I saw a backpack I recognized as Delmar’s tucked just inside the open door of the moldy mausoleum, and I headed that way. There was no one around when I slipped inside and found that, somehow, my team had gotten their acts together enough to realize that the mausoleum was the perfect place to leave their belongings. No, it wasn’t anywhere near as snazzy as the tent the ladies of Team One had pitched (not by themselves, I was sure), but the mausoleum was cooler than outside and nice and shady in the corners farthest from the partially caved-in roof. In addition to the backpack, I found one of those personal-sized coolers with a photograph of Jake duct taped to the top of it, a bag from McDonald’s, and a purse made out of a vinyl tablecloth with blue butterflies and orange daisies on it. No mystery about who that belonged to.
I worked quickly and looked through everything in a
matter of minutes. Though I found a stash of hash in Delmar’s bag, a half-eaten Egg McMuffin in the sack, and more lipstick than even I carried (none of it especially suited to her complexion) in Sammi’s purse, there was no sign of the wooden box or the coin.

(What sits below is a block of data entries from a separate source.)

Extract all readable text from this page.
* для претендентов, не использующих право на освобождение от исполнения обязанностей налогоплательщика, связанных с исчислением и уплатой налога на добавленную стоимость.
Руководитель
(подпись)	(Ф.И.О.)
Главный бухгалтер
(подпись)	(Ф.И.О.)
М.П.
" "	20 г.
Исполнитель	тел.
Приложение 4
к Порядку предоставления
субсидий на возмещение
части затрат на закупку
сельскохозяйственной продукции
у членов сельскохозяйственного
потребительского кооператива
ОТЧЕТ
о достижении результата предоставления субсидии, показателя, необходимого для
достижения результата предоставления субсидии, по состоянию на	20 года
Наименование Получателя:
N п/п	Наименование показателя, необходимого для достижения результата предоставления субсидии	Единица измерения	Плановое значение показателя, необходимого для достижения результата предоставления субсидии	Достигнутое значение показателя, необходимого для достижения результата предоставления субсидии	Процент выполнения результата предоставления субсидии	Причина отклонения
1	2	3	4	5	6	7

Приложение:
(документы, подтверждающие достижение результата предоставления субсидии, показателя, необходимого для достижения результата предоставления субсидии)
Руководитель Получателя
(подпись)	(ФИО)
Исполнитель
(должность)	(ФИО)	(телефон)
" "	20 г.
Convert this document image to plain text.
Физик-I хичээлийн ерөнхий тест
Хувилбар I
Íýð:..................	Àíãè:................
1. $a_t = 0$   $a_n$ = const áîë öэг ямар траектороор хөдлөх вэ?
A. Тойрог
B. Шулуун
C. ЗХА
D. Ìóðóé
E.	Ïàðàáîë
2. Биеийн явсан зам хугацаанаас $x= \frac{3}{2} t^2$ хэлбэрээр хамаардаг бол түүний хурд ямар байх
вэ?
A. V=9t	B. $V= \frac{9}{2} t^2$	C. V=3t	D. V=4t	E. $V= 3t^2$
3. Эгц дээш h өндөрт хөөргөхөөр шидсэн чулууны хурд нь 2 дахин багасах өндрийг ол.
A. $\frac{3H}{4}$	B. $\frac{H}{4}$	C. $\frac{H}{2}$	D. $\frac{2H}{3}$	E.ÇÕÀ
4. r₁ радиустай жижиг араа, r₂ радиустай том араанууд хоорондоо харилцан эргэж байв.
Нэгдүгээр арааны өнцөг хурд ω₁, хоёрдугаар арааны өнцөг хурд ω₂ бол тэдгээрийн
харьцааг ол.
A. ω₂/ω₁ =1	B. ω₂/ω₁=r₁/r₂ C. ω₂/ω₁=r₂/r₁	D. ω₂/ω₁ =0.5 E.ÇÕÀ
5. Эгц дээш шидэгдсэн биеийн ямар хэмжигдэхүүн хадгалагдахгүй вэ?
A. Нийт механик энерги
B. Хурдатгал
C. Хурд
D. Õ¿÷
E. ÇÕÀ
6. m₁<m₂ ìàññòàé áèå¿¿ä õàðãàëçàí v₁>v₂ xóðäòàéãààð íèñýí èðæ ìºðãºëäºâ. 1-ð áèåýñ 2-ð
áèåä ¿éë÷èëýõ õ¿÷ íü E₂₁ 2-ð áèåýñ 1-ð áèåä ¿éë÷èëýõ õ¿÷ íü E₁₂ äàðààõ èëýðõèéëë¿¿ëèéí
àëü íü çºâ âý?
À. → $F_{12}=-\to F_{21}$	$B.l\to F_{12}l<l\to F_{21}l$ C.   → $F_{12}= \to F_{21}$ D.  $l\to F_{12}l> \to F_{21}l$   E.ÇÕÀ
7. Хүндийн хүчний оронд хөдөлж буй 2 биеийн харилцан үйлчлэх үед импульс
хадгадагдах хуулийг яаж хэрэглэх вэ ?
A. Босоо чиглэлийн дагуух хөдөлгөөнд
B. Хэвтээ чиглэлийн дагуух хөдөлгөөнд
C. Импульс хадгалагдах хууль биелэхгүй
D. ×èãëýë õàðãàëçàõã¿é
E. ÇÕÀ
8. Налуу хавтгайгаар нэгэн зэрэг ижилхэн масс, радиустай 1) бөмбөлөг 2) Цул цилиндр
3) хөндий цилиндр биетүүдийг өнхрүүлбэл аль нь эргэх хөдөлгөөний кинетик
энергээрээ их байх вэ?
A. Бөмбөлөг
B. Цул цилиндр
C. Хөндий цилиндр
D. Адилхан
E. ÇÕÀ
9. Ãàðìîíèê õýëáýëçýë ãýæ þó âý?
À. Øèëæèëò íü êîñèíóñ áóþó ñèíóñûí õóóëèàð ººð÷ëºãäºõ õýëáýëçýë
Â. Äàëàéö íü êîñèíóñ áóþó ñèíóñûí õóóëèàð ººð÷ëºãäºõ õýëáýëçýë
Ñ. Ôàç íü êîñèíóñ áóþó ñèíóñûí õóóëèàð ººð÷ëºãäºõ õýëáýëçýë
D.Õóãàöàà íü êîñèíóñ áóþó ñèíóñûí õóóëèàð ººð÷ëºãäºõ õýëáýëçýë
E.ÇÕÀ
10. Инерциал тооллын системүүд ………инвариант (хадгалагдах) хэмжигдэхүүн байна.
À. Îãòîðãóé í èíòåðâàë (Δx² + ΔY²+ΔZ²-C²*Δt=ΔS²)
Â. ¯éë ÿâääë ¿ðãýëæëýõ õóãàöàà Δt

Really, did I expect there to be?
I grumbled my annoyance and took the opportunity for a bit of a break. This particular mausoleum was older than most of the ones at Garden View, and in very bad shape. There had once been a window across from the door. It was long gone, and the opening was boarded up. There were burials on either side of me. Three in the wall to my left, another three on my right. Directly in front of me was a wooden platform about six inches from the ground.
Could someone have stashed the coin box under it?
I shuffled closer, leaned over, and pressed my palms against the platform.
That was when I heard the crack.
The platform gave way, and I fell headfirst into pitch darkness.
W
hen I finally opened my eyes, the only thing I saw was a whole lot of darkness pocked with what little sunshine made its way through the tumble-down roof and the jagged pieces of broken platform. I was in a hole, and from extending my arms and feeling around, I could tell it was maybe eight feet deep and four wide.
A grave.
As if that wasn’t creepy enough, it was damp, slimy, and nasty. Fortunately, I didn’t feel anything like a coffin under my feet or hear the crunching of bones. But worms
don’t make noise, do they? And something told me there were plenty of worms down here.
Still shaky from my tumble, I pulled myself to my feet, a move that would have been easier if not for the whole damp-slimy-nasty thing.
I slipped, slid, and went down on my knees.
This time when I got up, I took it nice and easy. While I was at it, I brushed off my jeans and my shirt. Just so one of those worms didn’t get the wrong idea and decide to hitch a ride.
Standing, I could almost reach the lip of the hole. Almost. I jumped and tried to catch hold of it, but though I’m tall, I wasn’t tall enough. The dirt I grabbed onto crumbled in my hands, and a piece of wood from the platform scraped my arm.
Were there blood-sucking worms?
With no options, I made another effort to jump and pull myself out of the hole.
This time, I ended up on my butt.
Panic closed in, as real as the dirt walls that surrounded me. Hoping to steady the sudden, frantic beating of my heart, I sucked in a gulp of air, but it was moist and smelled like decay. I gagged and sputtered and did my best to talk myself down from the edge of a full-blown case of the screaming meemies.
“You could just wait for Crazy Jake to come looking for his lunch,” I reminded myself, my words calm and reassuring, though my voice bubbled on the edge of paralyzing fear. “Or you could just relax and wait for Delmar to decide it’s time for a hit on a joint and come to get one out of his backpack. They’ll hear you down here. And they’ll help you. They’re your teammates. They wouldn’t leave you.”